Right now, more mental health clinics face closings just like schools; labor groups like the National Nurses United and SEIU should be highlighting these issues as well. The reason given by city officials is the same as it was last spring and has even extended to become the reason why schools are facing closures, the city apparently has a deficit and needs to cut back.
Even though communities have begun to understand that these issues are related and are part of the city’s goal to gentrify the neighborhoods, they haven’t morphed their strategy beyond the rallies to save the schools.
Currently the Chicago Teachers Union and the community have pushed their rallies as a message to city hall which is only one of the perpetrators of this attack on working-class people; it’s time to advance the strategy and direct the anger towards the private industries that are committing these attacks also. The Occupy Movement is a great example of this concept.
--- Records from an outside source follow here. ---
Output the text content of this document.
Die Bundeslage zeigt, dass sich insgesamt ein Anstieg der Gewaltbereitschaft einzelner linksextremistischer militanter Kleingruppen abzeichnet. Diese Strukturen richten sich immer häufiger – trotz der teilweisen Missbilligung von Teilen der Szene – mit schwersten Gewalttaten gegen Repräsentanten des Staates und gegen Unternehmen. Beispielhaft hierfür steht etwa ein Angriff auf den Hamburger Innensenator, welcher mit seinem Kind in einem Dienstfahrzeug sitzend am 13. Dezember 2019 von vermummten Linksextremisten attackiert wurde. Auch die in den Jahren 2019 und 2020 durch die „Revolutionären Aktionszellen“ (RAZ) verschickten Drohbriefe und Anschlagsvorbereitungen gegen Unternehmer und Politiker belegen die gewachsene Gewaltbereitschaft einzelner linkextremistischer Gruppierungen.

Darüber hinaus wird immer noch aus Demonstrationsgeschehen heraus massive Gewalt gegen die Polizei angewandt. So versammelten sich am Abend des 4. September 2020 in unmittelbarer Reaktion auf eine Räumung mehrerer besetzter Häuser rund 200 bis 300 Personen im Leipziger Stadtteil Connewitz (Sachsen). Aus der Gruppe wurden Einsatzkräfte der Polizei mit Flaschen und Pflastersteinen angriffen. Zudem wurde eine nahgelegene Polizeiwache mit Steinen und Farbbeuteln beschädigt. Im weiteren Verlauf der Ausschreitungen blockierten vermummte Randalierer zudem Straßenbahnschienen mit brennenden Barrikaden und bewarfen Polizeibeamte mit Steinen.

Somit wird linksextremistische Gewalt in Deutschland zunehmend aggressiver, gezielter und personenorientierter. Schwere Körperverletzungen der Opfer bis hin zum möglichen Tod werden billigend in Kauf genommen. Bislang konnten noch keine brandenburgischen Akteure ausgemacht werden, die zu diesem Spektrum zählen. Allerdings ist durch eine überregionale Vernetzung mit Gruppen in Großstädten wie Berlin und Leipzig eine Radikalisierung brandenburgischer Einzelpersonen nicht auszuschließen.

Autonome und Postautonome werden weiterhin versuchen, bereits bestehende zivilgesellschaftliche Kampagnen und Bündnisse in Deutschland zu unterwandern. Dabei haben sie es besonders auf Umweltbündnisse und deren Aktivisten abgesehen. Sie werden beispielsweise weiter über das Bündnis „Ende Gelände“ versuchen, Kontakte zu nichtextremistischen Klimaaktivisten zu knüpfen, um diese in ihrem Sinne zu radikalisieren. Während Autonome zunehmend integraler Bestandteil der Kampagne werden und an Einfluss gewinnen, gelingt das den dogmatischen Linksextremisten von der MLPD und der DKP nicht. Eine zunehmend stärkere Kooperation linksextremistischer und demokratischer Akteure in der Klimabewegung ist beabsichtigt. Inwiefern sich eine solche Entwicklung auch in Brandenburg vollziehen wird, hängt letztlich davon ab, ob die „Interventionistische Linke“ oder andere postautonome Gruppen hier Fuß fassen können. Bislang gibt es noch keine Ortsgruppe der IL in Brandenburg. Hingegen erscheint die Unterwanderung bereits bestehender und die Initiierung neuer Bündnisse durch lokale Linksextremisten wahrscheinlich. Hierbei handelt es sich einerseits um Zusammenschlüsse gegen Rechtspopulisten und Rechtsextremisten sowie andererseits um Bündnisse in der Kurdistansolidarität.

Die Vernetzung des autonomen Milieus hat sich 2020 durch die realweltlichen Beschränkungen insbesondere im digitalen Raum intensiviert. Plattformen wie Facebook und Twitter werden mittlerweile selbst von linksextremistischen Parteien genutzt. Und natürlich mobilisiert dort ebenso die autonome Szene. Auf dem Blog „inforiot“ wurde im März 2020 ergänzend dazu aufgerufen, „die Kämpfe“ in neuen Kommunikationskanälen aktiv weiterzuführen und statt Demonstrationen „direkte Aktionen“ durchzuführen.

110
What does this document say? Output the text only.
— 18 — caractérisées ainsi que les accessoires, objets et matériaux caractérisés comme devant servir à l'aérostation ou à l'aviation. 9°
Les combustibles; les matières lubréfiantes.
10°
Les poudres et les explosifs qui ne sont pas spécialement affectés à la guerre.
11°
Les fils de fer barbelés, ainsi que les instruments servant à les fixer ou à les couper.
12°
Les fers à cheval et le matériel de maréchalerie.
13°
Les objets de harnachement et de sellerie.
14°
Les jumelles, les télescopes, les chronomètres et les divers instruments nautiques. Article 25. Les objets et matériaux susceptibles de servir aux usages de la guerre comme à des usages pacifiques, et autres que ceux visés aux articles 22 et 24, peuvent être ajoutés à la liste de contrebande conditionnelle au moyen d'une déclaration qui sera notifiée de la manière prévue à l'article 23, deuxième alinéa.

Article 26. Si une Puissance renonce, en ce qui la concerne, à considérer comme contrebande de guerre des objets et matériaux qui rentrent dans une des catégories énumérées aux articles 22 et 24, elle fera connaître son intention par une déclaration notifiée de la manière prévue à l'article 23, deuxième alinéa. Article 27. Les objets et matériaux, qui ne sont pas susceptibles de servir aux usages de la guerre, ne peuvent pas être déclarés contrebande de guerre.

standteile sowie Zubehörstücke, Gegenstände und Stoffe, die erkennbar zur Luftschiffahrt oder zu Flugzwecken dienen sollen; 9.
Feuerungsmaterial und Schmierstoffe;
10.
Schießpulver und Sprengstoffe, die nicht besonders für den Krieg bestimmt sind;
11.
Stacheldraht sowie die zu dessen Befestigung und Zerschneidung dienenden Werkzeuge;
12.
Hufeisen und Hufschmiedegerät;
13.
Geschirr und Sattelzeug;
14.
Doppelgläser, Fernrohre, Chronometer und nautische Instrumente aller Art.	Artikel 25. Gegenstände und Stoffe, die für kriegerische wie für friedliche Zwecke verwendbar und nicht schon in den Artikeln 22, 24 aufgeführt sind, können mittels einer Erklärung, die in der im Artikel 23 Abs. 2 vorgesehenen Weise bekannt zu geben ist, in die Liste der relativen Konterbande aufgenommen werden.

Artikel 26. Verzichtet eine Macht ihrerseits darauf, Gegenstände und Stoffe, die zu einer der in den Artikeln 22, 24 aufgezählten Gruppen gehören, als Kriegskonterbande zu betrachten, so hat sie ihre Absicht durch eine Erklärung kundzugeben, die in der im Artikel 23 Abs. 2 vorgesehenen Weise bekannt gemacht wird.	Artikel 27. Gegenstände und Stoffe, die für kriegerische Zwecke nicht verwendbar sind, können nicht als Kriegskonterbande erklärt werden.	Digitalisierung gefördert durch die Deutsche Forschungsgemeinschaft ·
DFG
Going back to the issue of gentrification with housing, it is necessary to target the private real-estate developers that are pushing out the housing and already have interests in buying out the closed-school buildings whether that be by a simple picket or a boycott of their real estate.
And when the city is pushing the fake austerity crisis while handing out public TIF funds to private companies downtown instead of using the funds to invest in and improve schools and other community services, the citizens must not only direct their anger at city officials, but to the private industries that are taking the TIF funds as well. A good example of this was done last summer when community members protested the Hyatt Hotel.
It just as is important to direct anger to those who don’t just steal money from a city-wide level, but as a nation-wide level as well; so when Bank of America gets $1.3 trillion dollars from taxpayers that could have been used to fund healthcare clinics and education, they must be targeted as well.
Whether one’s fight is with labor, the closings of schools, the closures of mental clinics, housing, or racism, homophobia and sexism, all these fights all related to the city that we want to build. From a metaphysical perspective, we must not only acknowledge that people make cities, but that cities make people. If we allow the private industry to shape our cities and our priorities, we allow the private industry to shape us.
What we do in Chicago is important to those who are looking at Chicago as their inspiration to fight the same crisis where they live. The issue of austerity and poverty is not only a city-wide problem nor is it state-wide or nation-wide, but is a global crisis. When teachers in places Detroit and Mexico are fighting the same fight, it is important that Chicago stands with them.
Until we stand together as one and fight all these issues as one struggle, we will not win. Keeping all the issues separate allows them to use the strategy of divide and conquer. If they cannot divide, they cannot conquer.